The King (2005)
A film that deals with the psychopathic mind
22 October 2006
Warning: Spoilers
This is a very great little movie. Gael Bernal is an amazing actor of his generation and this film gives him a very difficult role to portray and in which he succeeds. The King deals with many complex issues; abandonment,loss, religious fanaticism, family relationships and the role of the family in society. It also deals with the emotional blackmail that can go on in family life and how people deal with it. Bernal's character Elvis is a dysfunctional man living on the edge and trying to find his identity. At first one cannot really see his true character and it is easy to think he is an innocent but damaged man. As the film progresses it emerges that Elvis will go to any lengths to find his place within a family that he can never belong to. His relationship with his true father is very sad and tragic.

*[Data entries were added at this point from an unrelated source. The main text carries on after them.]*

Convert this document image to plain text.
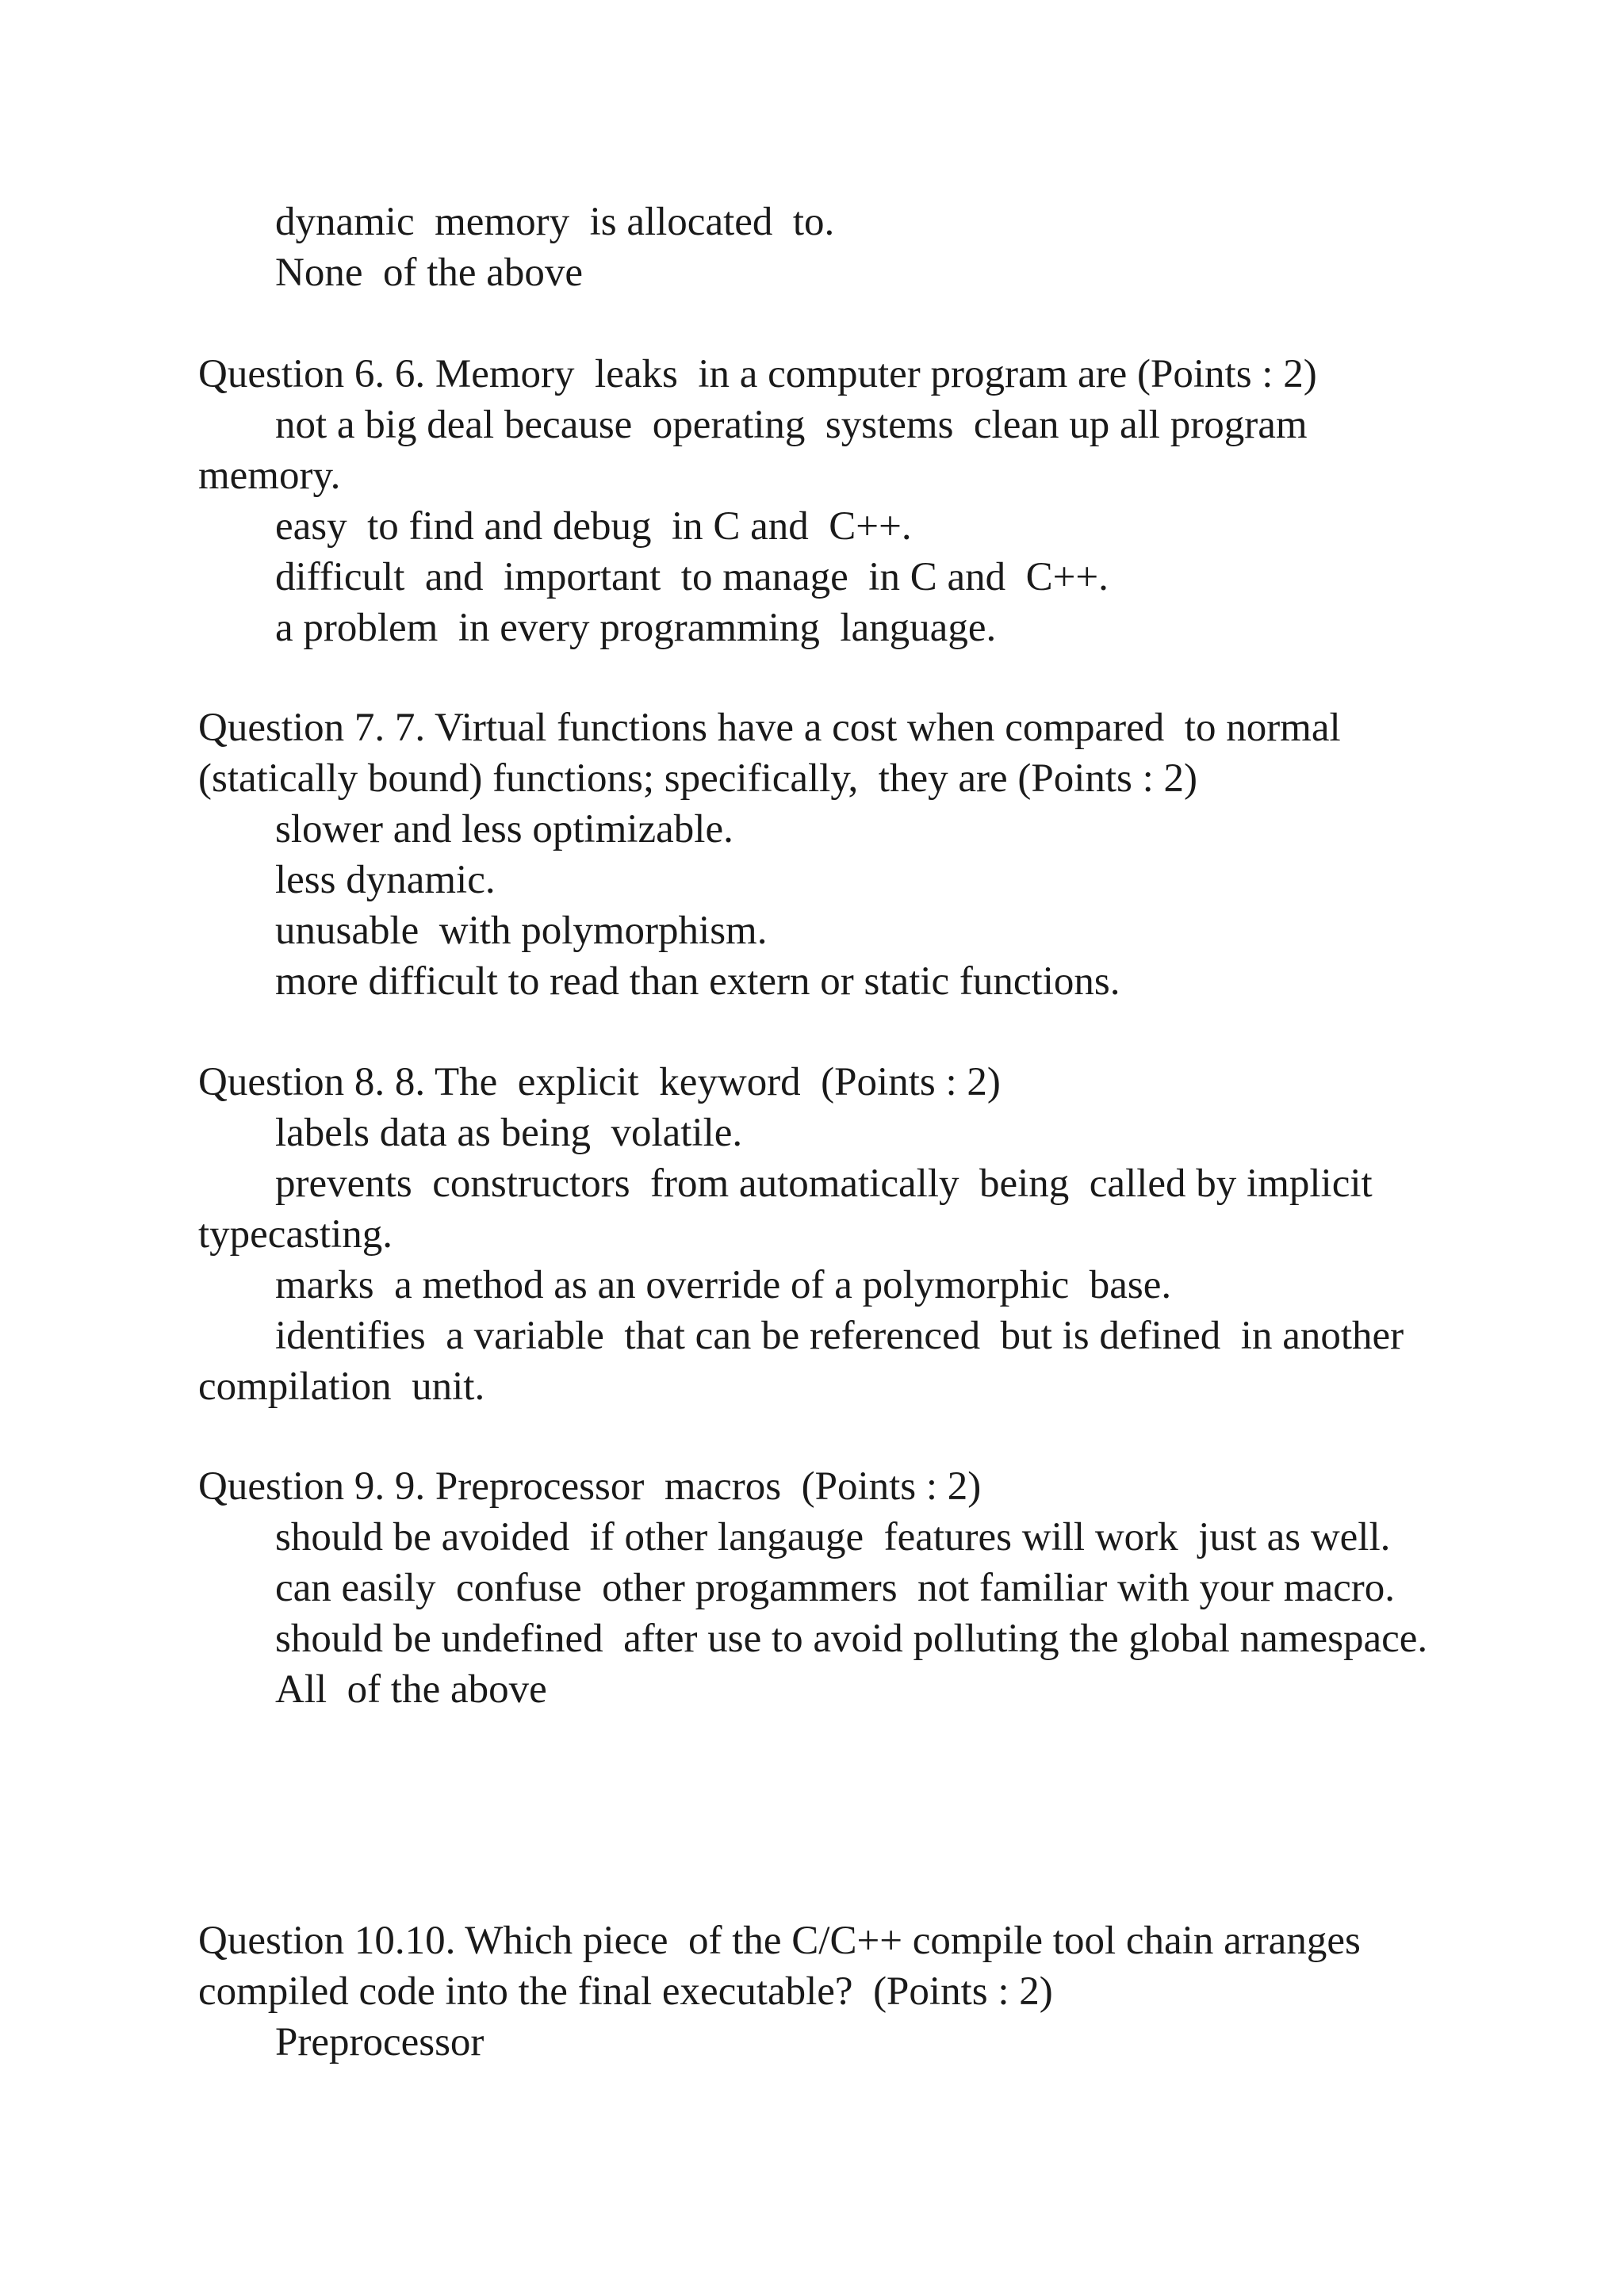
dynamic  memory  is allocated  to.
None  of the above
Question 6. 6. Memory  leaks  in a computer program are (Points : 2)
not a big deal because  operating  systems  clean up all program memory.
easy  to find and debug  in C and  C++.
difficult  and  important  to manage  in C and  C++.
a problem  in every programming  language.
Question 7. 7. Virtual functions have a cost when compared  to normal (statically bound) functions; specifically,  they are (Points : 2)
slower and less optimizable.
less dynamic.
unusable  with polymorphism.
more difficult to read than extern or static functions.
Question 8. 8. The  explicit  keyword  (Points : 2)
labels data as being  volatile.
prevents  constructors  from automatically  being  called by implicit typecasting.
marks  a method as an override of a polymorphic  base.
identifies  a variable  that can be referenced  but is defined  in another  compilation  unit.
Question 9. 9. Preprocessor  macros  (Points : 2)
should be avoided  if other langauge  features will work  just as well.
can easily  confuse  other progammers  not familiar with your macro.
should be undefined  after use to avoid polluting the global namespace.
All  of the above
Question 10.10. Which piece  of the C/C++ compile tool chain arranges  compiled code into the final executable?  (Points : 2)
Preprocessor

It is obvious that Elvis has had a very difficult childhood and the one weakness in the film is that lack of background to why Elvis is the way he is. However; his mother was a prostitute who was once used and abused by his now holier than thou pastor father - the fact that his father has a very concealed dark side emerges once or twice in his very brutal treatment of his two other children; he is a bully, a liar and a phony religious fanatic. His religious role is just a cover up to his real persona. It is no wonder that Elvis is actually at heart a psychopath; he must have inherited his very brutal genes from his father who has psychopathic tendencies himself. The tragic destinies of the wife and children of Elvis's father seem to serve only as a tool to pay back the pastor for his obvious past deeds and double standards. The ending of the film is very abrupt which seems to make it more powerful; we can see that the psychopathic mind operates without remorse and with no empathy for other people; it is only out to satiate its own narcissism. Everyone exists as an extension of the psychopath's internal dilemma and his goal to find release from an inner torment that is impossible to be released from because the damage is too deep. It shows that children who have been damaged at a very young age will never find their way back to a true and balanced self as the self is too damaged to be saved. Evil acts are done in The King but I cannot say that this is a gratuitous film that seeks only to sensationalise violence. It is a study of the psychopath and how family life plays such a great part in making society what it is.